MMoE (Ma et al., 2018): Multi-gate Mixture-of-Experts framework for task-specific routing, exhibiting strong performance in recommendation/advertising; LANTERN's gating concept is related but focused on modalities rather than tasks.
ViLBERT (Lu et al., 2019): Two-stream architecture with co-attentional fusion of vision and language, inspiring the cross-attention design of LANTERN.

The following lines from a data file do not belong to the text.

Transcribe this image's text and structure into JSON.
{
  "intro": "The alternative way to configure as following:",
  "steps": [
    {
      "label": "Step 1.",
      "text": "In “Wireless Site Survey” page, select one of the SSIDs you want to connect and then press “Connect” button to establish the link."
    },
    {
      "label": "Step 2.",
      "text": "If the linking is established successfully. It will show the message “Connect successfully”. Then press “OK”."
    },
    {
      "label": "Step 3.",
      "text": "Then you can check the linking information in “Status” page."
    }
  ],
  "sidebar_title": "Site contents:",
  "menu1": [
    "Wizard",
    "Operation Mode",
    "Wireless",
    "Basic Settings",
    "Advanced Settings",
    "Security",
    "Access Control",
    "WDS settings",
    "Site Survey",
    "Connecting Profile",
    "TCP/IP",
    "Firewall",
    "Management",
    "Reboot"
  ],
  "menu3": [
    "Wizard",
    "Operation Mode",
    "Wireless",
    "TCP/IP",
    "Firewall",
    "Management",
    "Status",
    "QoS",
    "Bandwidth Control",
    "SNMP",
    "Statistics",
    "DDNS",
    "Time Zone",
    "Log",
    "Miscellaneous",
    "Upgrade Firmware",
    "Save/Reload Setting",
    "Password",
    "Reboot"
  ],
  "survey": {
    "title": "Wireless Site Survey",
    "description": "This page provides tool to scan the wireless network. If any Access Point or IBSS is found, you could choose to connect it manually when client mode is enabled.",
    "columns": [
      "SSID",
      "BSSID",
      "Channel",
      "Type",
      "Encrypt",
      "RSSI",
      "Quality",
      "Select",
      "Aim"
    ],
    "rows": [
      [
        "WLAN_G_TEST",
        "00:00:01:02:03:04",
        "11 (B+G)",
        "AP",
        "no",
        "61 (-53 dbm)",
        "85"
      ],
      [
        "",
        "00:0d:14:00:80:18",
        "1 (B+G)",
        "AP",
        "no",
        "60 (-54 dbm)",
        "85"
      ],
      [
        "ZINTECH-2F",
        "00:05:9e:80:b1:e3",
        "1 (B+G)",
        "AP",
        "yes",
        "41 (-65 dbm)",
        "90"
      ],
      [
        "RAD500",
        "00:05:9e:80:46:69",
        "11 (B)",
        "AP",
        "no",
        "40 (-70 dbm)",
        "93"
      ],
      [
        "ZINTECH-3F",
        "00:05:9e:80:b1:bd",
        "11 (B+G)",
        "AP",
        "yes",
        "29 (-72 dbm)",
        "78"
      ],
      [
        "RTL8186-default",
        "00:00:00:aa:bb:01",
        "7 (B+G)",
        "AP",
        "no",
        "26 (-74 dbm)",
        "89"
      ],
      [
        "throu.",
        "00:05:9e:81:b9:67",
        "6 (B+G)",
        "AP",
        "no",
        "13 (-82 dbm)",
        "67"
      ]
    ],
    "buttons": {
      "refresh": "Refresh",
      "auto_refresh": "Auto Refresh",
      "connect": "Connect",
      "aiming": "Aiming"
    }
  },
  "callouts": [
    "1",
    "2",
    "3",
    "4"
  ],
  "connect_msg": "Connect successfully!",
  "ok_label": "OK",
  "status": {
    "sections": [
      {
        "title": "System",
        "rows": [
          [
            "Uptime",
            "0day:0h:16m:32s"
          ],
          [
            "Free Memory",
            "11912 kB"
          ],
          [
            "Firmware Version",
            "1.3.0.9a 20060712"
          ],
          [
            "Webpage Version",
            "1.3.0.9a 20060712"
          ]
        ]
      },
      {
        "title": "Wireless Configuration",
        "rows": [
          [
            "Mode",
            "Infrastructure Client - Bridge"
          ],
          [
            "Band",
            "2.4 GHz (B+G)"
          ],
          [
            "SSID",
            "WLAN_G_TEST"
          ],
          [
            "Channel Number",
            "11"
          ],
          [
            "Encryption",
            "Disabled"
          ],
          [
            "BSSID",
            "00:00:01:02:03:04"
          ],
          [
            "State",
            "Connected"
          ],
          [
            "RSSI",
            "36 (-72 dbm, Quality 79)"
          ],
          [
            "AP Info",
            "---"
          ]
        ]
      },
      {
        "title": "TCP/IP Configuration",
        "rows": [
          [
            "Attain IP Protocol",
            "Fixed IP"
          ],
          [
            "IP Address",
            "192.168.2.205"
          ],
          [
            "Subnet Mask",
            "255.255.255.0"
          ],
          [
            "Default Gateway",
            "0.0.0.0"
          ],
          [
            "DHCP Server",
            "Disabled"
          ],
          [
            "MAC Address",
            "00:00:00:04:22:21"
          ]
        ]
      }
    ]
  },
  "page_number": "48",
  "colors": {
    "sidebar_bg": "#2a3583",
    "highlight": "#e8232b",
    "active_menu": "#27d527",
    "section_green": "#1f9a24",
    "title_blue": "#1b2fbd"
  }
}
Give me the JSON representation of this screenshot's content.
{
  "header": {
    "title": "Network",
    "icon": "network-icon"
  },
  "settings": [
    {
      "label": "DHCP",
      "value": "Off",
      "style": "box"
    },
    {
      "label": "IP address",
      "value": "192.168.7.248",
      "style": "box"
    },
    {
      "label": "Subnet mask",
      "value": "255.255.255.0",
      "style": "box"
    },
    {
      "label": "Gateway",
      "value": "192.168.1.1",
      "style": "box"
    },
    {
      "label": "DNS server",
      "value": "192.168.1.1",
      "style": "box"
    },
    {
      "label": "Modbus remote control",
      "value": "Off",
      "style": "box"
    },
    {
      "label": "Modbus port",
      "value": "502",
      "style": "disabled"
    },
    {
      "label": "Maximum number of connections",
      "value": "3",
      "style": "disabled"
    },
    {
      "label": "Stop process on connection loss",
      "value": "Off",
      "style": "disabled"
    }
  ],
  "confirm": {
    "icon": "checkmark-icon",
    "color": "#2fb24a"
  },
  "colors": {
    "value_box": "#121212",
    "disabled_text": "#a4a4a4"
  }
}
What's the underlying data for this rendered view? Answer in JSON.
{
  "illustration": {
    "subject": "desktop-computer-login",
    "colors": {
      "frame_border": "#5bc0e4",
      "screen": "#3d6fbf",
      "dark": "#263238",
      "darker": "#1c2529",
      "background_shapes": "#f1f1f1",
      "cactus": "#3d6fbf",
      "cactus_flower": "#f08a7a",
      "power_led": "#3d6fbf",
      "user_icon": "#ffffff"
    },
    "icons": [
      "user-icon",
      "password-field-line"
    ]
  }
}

Multimodal Transformer (Tsai et al., 2019): Cross-modal attention without requiring temporal alignment; LANTERN adapts this fusion strategy specifically to tabular data scenarios.
Insight: In industrial scenarios dominated by tabular data, simple yet effective fusion strategies (late fusion + gating + residuals) are often more practical than complex multimodal architectures.

Rating¶

Novelty: ⭐⭐⭐⭐ (Late fusion, gating, and cross-attention are existing components; the innovation lies in their tailored combination for survey scenarios.)
Experimental Thoroughness: ⭐⭐⭐⭐ (Ablation is complete, and rare/frequent analysis is insightful, but limited to a single dataset and lacks comparison with more baselines.)
Writing Quality: ⭐⭐⭐⭐⭐ (The motivation is clearly articulated, the design philosophy is consistently applied, and industrial deployment considerations are pragmatic.)
Value: ⭐⭐⭐⭐ (Provides a practical industrial blueprint, though the academic depth and breadth are somewhat limited.)